The film also give us new adorable creatures that will no doubt be the most coveted toys this Christmas, like the cuddly, puffin-like porgs that inhabit Luke’s island and the shimmering crystal-fox-esque vulptex. While these creatures were no doubt created for their merchandising potential, I like that they never felt distracting or superfluous. Instead, Johnson seamlessly weaves them into the world. He even manages to use the vulptex as a key plot device.
In a film with a large ensemble cast that includes stars of the original trilogy, our trio of new heroes from The Force Awakens and new characters like Rose Tico (Kelly Marie Tran) and Vice Admiral Holdo (Laura Dern), it can be tough to service every character. For the most part, however, Johnson does an admirable job. He presents the most cohesive, compelling version of Luke Skywalker to date. He also presents a number of wonderful scenes between Rey and Kylo Ren (Adam Driver) that really made me see the characters in a more nuanced way. Poe Dameron (Oscar Isaac) also gets more time to shine as the film really explores his instinct to be a loose cannon who plays by his own rules and questions whether or not that’s a good thing. Poe ends up butting heads with General Leia Organa (Carrie Fisher), who we finally get to see be the leader she was always destined to become. (I loved the way the film uses Fisher, which feels like a lovely coda for the character after the actress’ untimely death last December. However, this film makes her central to the narrative in a way that will definitely complicate things when they make Episode IX.)

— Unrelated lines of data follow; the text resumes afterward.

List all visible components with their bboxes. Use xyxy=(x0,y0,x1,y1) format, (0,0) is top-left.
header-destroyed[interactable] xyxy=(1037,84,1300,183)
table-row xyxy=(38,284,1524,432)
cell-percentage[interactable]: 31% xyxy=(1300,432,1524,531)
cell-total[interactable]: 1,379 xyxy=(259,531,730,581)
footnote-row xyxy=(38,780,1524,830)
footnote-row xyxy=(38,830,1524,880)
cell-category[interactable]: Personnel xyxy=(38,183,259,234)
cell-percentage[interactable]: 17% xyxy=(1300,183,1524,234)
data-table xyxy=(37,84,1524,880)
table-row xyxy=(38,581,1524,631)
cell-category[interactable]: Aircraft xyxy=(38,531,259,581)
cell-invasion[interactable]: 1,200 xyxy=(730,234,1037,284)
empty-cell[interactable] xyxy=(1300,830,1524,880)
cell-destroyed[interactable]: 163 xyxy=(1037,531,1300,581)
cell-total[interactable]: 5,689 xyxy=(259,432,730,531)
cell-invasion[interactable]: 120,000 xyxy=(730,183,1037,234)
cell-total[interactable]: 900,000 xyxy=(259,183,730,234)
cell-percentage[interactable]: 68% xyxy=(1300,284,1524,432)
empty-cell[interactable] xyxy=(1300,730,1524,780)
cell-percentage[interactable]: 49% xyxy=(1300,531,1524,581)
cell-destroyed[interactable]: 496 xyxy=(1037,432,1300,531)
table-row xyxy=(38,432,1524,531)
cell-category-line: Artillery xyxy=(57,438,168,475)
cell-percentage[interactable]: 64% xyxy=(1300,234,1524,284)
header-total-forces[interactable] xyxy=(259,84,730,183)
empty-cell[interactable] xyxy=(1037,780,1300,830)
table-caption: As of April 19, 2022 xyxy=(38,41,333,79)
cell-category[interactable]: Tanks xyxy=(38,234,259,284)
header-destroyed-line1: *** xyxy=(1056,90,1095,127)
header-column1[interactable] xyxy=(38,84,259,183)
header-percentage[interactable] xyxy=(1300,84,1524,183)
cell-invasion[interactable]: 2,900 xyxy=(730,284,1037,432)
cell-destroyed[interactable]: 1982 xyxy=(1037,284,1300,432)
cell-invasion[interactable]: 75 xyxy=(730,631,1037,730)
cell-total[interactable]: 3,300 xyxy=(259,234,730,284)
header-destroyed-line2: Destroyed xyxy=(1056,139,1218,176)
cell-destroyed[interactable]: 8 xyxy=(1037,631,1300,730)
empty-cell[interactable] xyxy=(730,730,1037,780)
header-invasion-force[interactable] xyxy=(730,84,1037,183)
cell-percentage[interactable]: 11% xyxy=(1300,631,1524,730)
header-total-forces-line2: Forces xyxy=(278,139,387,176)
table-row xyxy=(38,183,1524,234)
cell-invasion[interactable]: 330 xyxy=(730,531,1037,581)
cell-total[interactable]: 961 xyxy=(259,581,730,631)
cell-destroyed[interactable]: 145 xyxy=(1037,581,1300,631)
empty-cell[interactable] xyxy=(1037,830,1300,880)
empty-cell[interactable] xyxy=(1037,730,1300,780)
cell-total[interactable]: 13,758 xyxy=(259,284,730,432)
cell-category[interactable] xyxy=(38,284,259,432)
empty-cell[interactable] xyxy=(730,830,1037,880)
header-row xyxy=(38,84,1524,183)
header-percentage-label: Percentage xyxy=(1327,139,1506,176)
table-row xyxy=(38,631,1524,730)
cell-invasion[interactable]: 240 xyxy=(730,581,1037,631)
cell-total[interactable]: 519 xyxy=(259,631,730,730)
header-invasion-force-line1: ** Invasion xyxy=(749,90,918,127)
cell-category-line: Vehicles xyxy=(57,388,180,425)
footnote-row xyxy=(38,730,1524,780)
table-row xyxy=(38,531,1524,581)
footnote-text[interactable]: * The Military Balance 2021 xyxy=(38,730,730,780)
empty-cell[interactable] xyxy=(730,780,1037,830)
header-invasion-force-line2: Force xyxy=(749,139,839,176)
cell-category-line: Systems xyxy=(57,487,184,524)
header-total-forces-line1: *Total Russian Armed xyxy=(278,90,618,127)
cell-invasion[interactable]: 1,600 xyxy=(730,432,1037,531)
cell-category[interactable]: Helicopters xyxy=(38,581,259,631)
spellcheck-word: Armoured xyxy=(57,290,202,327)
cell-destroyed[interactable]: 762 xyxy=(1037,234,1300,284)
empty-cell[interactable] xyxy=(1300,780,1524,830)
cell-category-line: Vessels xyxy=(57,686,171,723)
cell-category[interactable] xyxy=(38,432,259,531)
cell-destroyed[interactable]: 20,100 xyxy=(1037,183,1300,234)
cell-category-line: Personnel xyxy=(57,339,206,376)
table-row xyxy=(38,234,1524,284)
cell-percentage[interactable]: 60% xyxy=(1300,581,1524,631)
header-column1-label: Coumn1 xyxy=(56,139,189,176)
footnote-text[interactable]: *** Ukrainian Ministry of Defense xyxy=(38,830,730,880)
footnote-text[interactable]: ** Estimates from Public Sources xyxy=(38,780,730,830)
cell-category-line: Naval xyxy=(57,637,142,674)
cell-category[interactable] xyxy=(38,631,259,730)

The one character who felt shortchanged was Finn (John Boyega). For most of the film he is teamed up with Rose, a pairing I really enjoyed. However, while I liked their story and Finn’s journey overall, I never really felt like I understood Finn’s emotional state, motivations or desires. The Force Awakens did a great job introducing him as a Storm Trooper questioning his profession after seeing the brutality of war for the first time, but this film never really dives deeper into who Finn is now, emotionally. (For example: if he deserted his life as a Storm Trooper because seeing the horrors of war up close deeply affected him, why is he fine now being a soldier for the other side? )
One thing I really enjoyed was the humor prevalent throughout the film. While The Last Jedi has an overall darker tone that thematically parallels The Empire Strikes Back, there are a number of genuinely funny moments that keep the film feeling kid-friendly. (Like the Force, Johnson finds the right balance between the dark and the light.)
The film also builds to an amazing climax that delivers one of my favorite action scenes in a long time. However, even before this climactic showdown, the film serves up another epic battle sequence that honestly could have been the film’s finale and it still would have felt satisfying. I was quite pleasantly surprised after this first sequence to discover there was more to come.
Overall, I really loved this film. It feels fresh and exciting while showing a clear understanding of what fans love about Star Wars in the first place. It also fleshes out Luke Skywalker, giving the fully-realized version of the character I’ve always yearned to see on screen.
Star Wars has been a part of my life for as long as I can remember. I have no clear memory of watching the original trilogy. It’s just always been a part of me. Watching The Last Jedi, I felt like I finally got to experience a new Star Wars story for the first time; one that, by reframing what it means to access the Force and to be a hero, opens up this universe to a myriad of new possibilities.